How does Bloom’s help? As Fleet, Goodchild, and Zajchowski explain, “if course information does not
make sense to you, you will not remember it, and, even if you do manage to memorize it, it is unlikely that
your memory will be flexible enough to apply the ideas to new situations” (75).

Developing Effective Studying Practices (from Fleet, Goodchild, and Zajchowski 70-75):
1. Practice identifying the significance of main ideas from the text to the context of the course.
2. Think like a teacher. What questions would you include on the test?
3. Rehearse material in the same way that the test is formatted.
4. Associate content with a mental image.
5. Get a sense of how questions might be structured by looking at past tests by your teacher.
6. Identify examples of key ideas. (Include examples that work, as well as ones that do not work,
and be able to explain why that is the case).
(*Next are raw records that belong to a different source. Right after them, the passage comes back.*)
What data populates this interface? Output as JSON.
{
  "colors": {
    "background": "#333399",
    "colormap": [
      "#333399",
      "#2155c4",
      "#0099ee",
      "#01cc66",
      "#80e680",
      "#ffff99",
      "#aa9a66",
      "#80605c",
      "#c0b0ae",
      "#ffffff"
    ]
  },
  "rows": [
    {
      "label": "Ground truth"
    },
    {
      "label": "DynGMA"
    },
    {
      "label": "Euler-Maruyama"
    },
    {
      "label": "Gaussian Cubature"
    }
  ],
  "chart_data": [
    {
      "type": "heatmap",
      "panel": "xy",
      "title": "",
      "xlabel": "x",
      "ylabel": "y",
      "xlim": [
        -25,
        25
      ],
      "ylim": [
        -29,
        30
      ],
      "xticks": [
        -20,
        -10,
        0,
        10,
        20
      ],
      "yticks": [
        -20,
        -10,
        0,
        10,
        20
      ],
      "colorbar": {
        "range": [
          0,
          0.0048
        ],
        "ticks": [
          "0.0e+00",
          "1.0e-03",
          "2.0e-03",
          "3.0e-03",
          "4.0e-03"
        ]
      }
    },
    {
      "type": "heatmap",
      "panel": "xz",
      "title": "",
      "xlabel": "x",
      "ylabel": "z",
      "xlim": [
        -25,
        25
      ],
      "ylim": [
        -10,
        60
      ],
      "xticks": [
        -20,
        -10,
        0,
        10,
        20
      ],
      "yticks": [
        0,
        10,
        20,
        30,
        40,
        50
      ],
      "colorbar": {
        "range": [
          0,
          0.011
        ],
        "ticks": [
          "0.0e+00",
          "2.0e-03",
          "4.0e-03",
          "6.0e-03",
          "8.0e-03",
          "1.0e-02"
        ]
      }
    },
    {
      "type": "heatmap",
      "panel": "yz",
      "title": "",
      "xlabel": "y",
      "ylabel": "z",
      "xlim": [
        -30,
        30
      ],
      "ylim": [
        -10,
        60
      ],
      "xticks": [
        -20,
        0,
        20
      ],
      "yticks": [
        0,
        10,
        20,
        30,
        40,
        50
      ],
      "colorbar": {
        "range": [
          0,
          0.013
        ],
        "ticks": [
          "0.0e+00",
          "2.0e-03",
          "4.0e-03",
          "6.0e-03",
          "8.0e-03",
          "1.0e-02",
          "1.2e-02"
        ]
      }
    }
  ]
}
Ways to Make Connections (from Fleet, Goodchild, and Zajchowski 69):


1. Examine “cause and effect”
2. Identify “classes and hierarchies”
3. “Compare and contrast”
4. Understand how a system functions (how the parts work together as a whole)
5. Develop ideas in a logical sequence
6. Determine the threshold (“a critical point or value at which significant change occurs”)
In addition to the suggestions from Fleet et. al, it can also be helpful to try relating the information to your
own life or prior knowledge

Sample Multiple Choice Questions that Use Bloom’s Taxonomy (from Nelson Education):
For student use. 2016
1. Applying: Taking what you already know and using that knowledge in a new situation.
Key Terms: Modify, demonstrate, solve, and apply

“Carlos is often involved in incidents of proactive aggression. His parents and teachers are most likely to
reduce the amount of this proactive aggression if they use:
a) Social-cognitive interventions
b) The incompatible-response technique combined with negative reinforcement
c) The incompatible-response technique combined with the time-out technique”
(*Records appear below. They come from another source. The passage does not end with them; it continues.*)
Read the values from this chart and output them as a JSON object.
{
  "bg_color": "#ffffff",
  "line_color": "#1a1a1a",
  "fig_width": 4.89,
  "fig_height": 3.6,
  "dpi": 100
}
“If an individual at the pre-conventional level of moral reasoning had to choose between stealing and letting
a loved one die, that person would most likely:
a) Refuse to steal because he or she might be caught and punished for stealing
b) Steal because there is a social obligation to protect the people we love
c) Refuse to steal because it was against the role of being a citizen”
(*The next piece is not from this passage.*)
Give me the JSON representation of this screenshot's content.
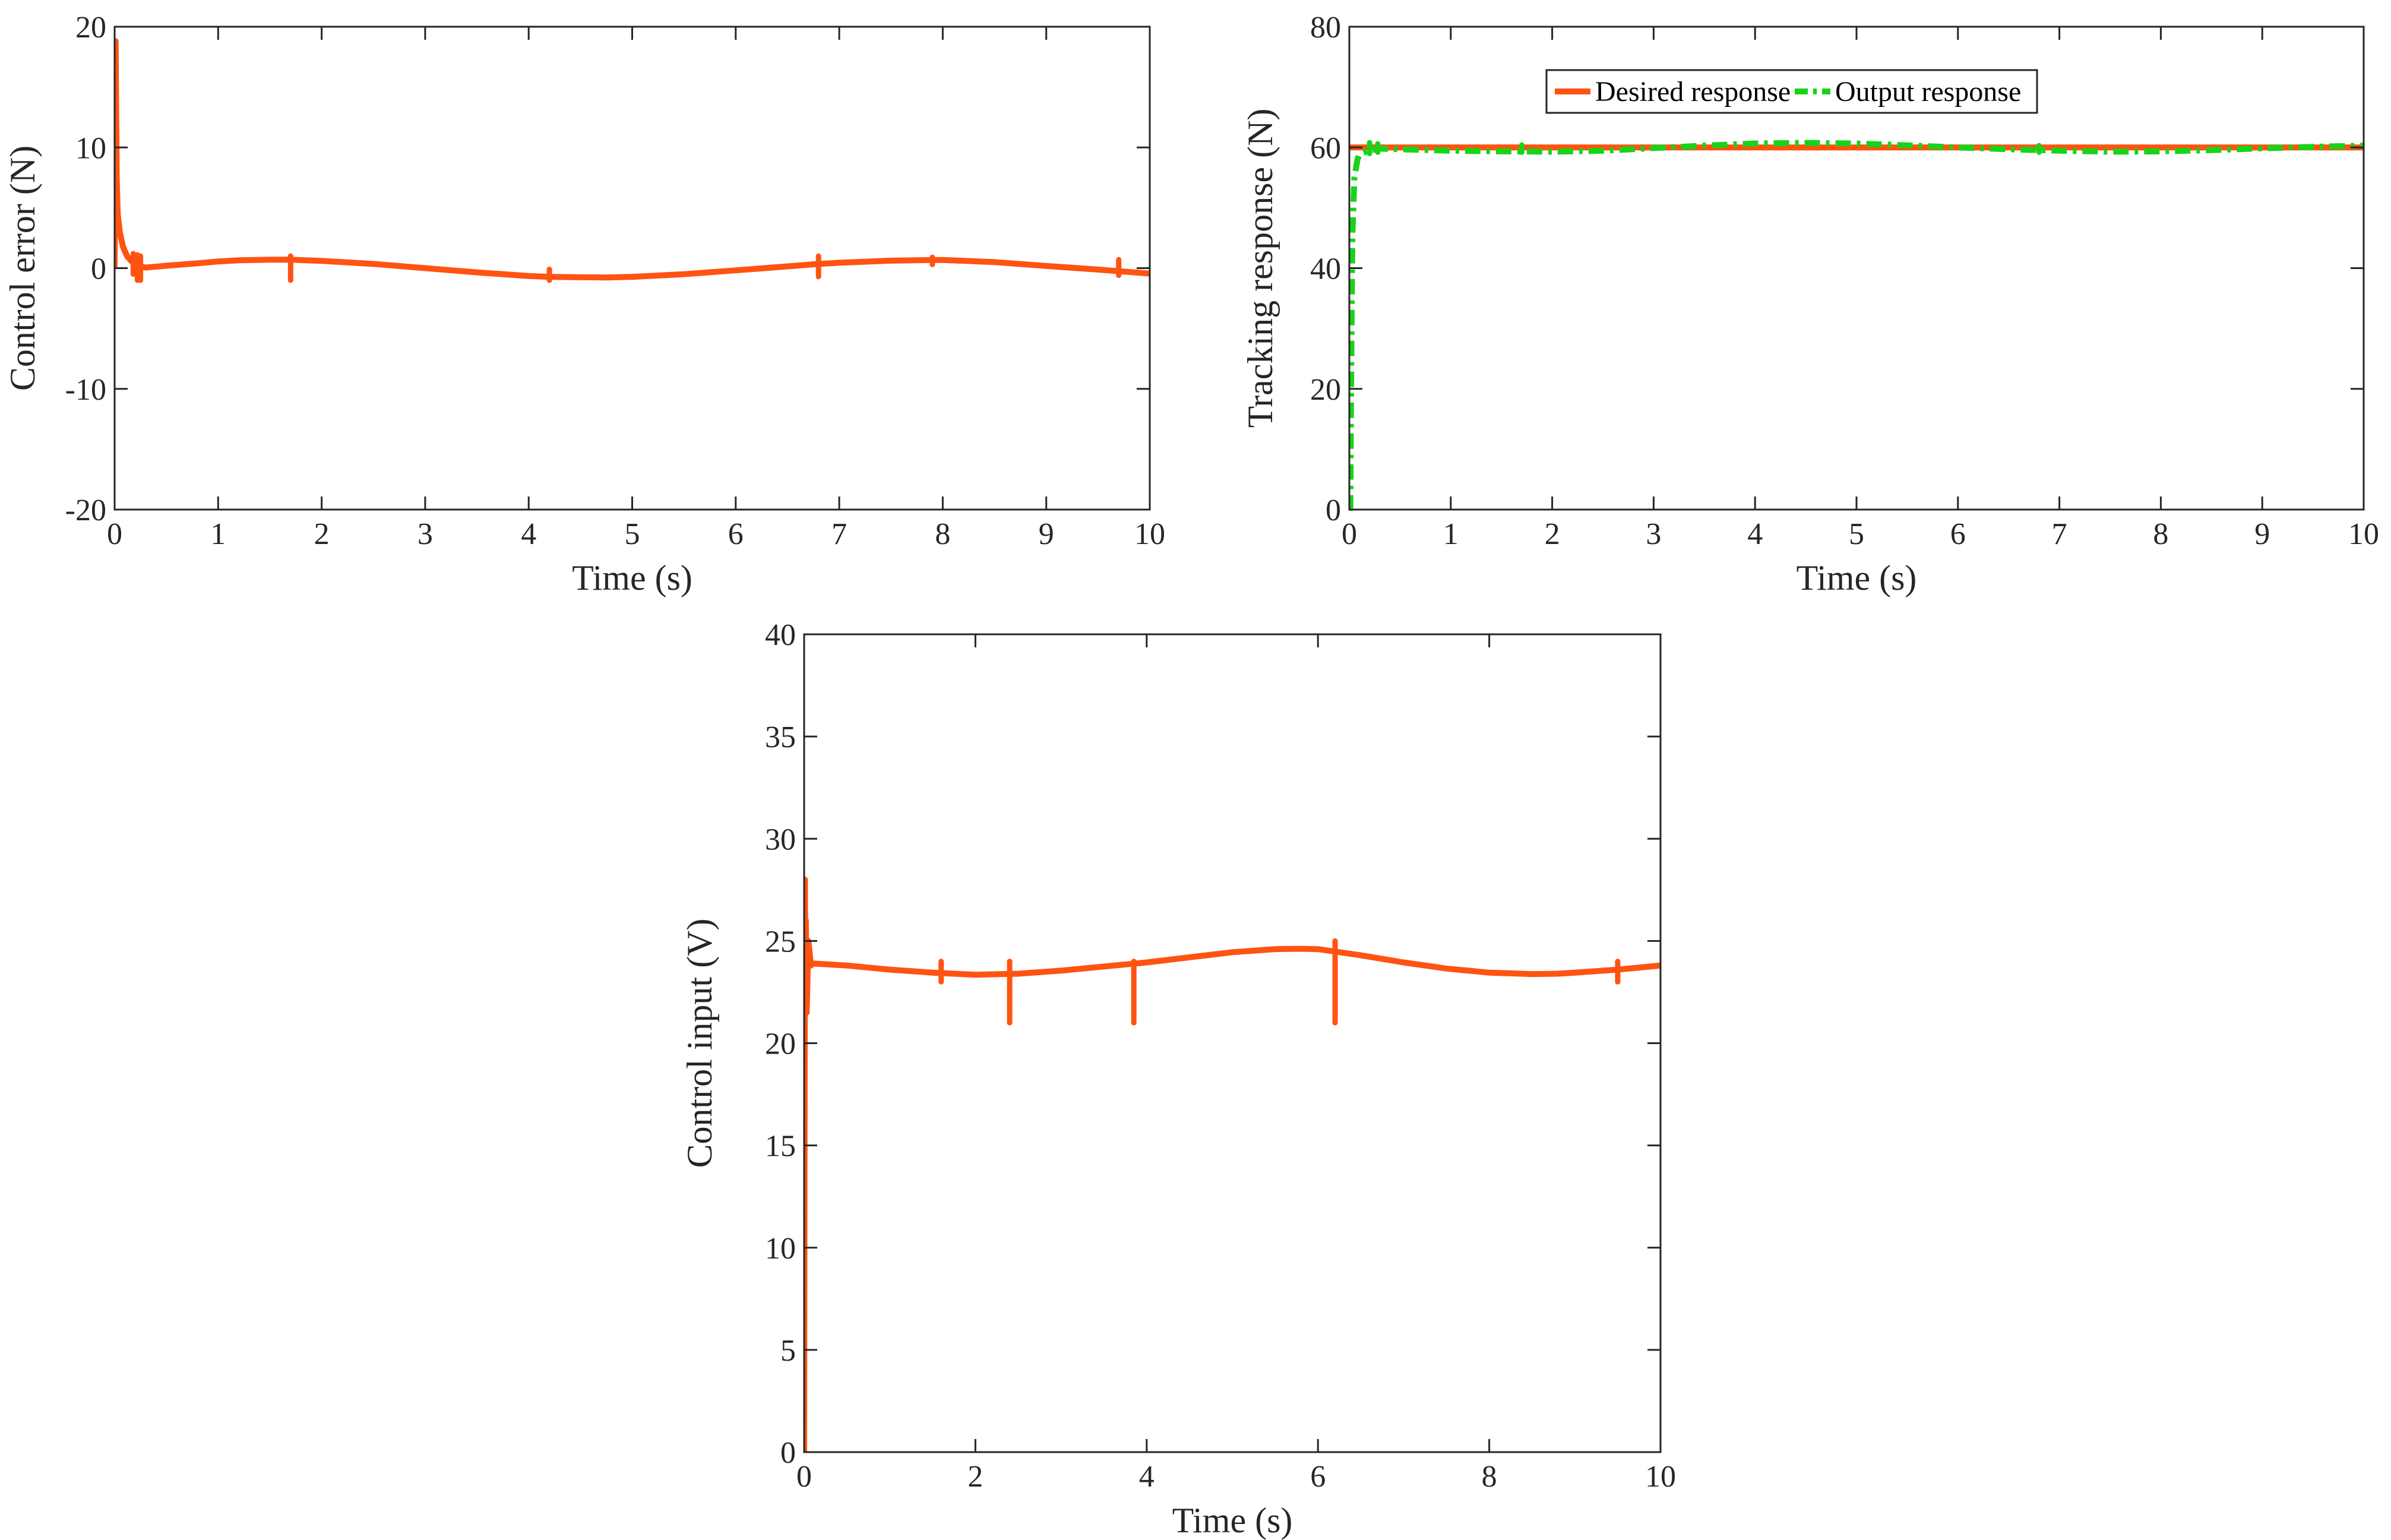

2. Analysing: Break down an idea into smaller parts and critically examine those parts to make
meaning.
Key Terms: Distinguish, differentiate, compare/contrast, why, and how

“Harry Harlow (1959) found that baby monkeys attached themselves to a monkey doll covered with cloth,
even when it fed elsewhere. This result blank Freud’s psychoanalytic theory of attachment.
a) Contradicted
b) Was irrelevant to
c) Strongly supported”

“Being quiet and respectable blank a Canadian child’s peer acceptance, yet those traits blank a Chinese
child’s peer acceptance.
a) Lowers / raise
b) Raises / lower
c) Lowers / lower”

3. Evaluating: Critically examine content to determine its value and/or draw conclusions.
Key Terms: Judge, justify, and evaluate

“Research exploring the relationship between cognitive development and moral reasoning level has shown:
a) Formal operational reasoning is necessary for post-conventional moral reasoning
b) Reaching formal operational reasoning assures progression to the post-conventional level
c) Formal operational reasoning is necessary for conventional moral reasoning”

“Many studies show a positive correlation between amount of aggressive television viewed and aggressive
behaviour. The conclusion that can be made from such correlational studies is:
a) Viewing aggressive television cause children to behave more aggressively
b) Causality cannot be assumed since aggressive children may favour aggressive programming
c) That aggression is inherent in some children”

Works Cited
Fleet, Joan, Fiona Goodchild, and Richard Zajchowski. Learning for Success. Third edition. Scarborough,
ON: Thomson Nelson, 1999. Print.
Krathwohl, David R. A Revision of Bloom’s Taxonomy: An Overview. Ohio State University, 2002. Print.
Nelson Education. Chapters 2, 11, 14, 16. Developmental Psychology: Childhood and Adolescence. “Test
Yourself.” Nelson, 2010. Web. 24 Oct. 2013.